To keep our new refrigerator in place as we travel he installed these metal pipes on top of the refrigerator set into a 1×4″ piece of wood. The pipes are cut to the perfect length and screwed into the wood which just sits on top of the fridge. The top of the post is screwed into the ceiling. From the vertical pipes Andrew attached another horizontal pipe on each to be able to hang a coat in the tiny closet and to hang my fruits and veggies on the kitchen side. Genius!

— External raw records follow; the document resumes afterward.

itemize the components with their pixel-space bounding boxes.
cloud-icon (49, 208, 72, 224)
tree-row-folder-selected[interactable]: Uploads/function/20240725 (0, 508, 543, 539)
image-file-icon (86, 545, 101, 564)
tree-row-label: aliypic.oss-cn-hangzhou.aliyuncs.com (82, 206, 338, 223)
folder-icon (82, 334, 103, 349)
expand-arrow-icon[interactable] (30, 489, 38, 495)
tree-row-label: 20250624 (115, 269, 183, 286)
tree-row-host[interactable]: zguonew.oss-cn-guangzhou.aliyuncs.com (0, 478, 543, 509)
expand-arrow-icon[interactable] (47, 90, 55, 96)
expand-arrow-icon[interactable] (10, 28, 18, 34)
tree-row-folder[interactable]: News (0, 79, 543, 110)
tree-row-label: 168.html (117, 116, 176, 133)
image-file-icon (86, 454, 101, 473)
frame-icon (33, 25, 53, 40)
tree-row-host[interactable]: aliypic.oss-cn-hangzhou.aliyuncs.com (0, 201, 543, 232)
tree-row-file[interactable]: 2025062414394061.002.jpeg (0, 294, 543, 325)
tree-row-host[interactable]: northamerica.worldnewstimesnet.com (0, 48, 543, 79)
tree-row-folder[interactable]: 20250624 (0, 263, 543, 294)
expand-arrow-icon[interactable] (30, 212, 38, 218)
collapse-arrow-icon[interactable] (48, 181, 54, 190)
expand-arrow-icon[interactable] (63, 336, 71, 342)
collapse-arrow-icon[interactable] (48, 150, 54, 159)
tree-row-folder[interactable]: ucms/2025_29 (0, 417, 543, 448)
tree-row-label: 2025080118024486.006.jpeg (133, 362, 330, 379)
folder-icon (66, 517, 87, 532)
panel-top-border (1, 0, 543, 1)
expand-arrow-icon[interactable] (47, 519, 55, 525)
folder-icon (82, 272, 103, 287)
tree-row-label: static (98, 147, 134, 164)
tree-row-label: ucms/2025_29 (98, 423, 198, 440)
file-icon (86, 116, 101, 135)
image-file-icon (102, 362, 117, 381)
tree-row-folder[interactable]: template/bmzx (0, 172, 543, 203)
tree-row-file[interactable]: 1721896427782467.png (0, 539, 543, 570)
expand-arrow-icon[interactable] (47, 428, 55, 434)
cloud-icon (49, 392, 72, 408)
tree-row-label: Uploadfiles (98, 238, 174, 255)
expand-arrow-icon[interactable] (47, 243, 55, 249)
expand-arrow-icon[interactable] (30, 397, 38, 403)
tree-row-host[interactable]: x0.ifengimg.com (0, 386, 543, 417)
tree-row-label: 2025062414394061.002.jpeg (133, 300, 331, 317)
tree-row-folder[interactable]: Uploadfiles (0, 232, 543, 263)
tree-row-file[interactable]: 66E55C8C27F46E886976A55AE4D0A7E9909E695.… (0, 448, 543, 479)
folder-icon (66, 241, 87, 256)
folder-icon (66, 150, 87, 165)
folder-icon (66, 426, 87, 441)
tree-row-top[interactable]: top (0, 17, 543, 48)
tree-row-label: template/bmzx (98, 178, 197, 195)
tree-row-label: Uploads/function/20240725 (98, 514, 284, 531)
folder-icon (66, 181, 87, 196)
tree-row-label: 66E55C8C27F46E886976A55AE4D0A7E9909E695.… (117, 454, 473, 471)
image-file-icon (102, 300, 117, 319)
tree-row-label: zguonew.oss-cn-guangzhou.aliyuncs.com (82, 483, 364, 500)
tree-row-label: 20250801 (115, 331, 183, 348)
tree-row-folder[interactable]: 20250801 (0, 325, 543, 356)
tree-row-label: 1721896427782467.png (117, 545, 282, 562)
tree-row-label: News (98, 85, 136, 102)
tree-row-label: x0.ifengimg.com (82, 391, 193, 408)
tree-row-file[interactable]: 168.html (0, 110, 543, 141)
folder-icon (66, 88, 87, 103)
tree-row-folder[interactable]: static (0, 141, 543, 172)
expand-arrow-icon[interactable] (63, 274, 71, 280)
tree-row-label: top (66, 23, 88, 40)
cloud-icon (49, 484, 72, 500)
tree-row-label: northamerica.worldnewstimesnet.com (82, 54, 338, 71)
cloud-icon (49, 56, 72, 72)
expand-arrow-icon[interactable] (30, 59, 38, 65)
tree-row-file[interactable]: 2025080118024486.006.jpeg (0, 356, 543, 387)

The finishing touch of this closet is the grey curtain which acts as a lightweight door and a noise dampener (this is very important when doing laundry). I bought a pair of light blocking curtains at Walmart for the windows. The windows are small enough I knew there would be plenty of fabric left over to use on this project. A bit of cutting and hemming made three RV window curtains and this “door.” After this installation there was a gap above the refrigerator. It needed visual and noise dampening; like a partition. We took out wood and walls (weight in an RV is important) and I was unwilling to install wood in this space. The floral quilted fabric was the perfect find when I was shopping in my mom’s sewing room this fall! She is always super generous and the color was perfect. A bit of cutting and sewing bias tape along the edges is all it took. I used three finishing nails to attach it to the 1×1″ board we left from the original wall. I also used the fabric on the shelf I made and hung above the kitchen counter – just to carry the color and pattern a bit further.
I’m not the greatest seamstress, however, I’ve enjoyed finding old fabrics and clothing items at thrift stores and even in my closet to create new things to wear. This way I get to learn new ways of putting fabric together, make mistakes, practice basic sewing skills and don’t spend much money.Here are a couple recent projects…I’ve owned and loved this shirt for more than 5 years. I bought it at a thrift store somewhere; I don’t even remember! Anyway, when I was 30 pounds lighter it was long enough, now, not so much. To fix this length situation I took another old shirt (I didn’t like the fit of the second shirt very much but I loved the fabric) and cut off the bottom. It doesn’t really lengthen the back, but it makes a world of difference in the front!
After cutting the fabric from the bottom of the shirt I used my zigzag stitch to be sure it wouldn’t fall apart in the wash. As I was sewing it on I realized there were some pulled stitches near the armhole so I fixed that up, too!The next project was as simple as adding a button to a thrift store top. This fabric is amazing but the tie in the back always sticks out at funny angles. I decided to add a button and put a couple stitches in the tie so it will hang the way I want even after washing! The button is pretty old and it came from my Mom’s stash. Last winter when I was there visiting I thought I was going to be making a bunch of cup cozies… I wanted buttons to add to them and so this in one of the oddball buttons I brought home.
This sweater I recently made with clearance fabric from JoAnn Fabrics. It was the end of the bolt and so soft I decided to get it without a plan! Using the pattern Simplicity 8658 I made the sweater and realized how bulky the sleeves were with this fabric! I of course only partially follow directions… The pattern is for lightweight fabrics but I thought this would be cute. This is super easy pattern and I love that there are hacks suggested. Anyway, the sleeves needed help at the cuffs.
Even with elastic it looked unfinished. I have three old turtlenecks that are soft and warm but require line drying to be long enough in the arms and body. To be honest, I’m not willing to do this in the RV… Space and time often don’t allow this when stopping at an RV park for 24 hours to do laundry. I decided to cut off the neck, cuffs and bottoms to be used in the future and also saved the shirts to be reworked in some other way too (maybe a 3/4 length sleeves?)After a but of playing around I got the cuffs to work on this sweater and it feels perfect! Almost like I planned it!
So these are my recent old to new. I’ll update with pics of me in the cloths if I can remember to take pictures!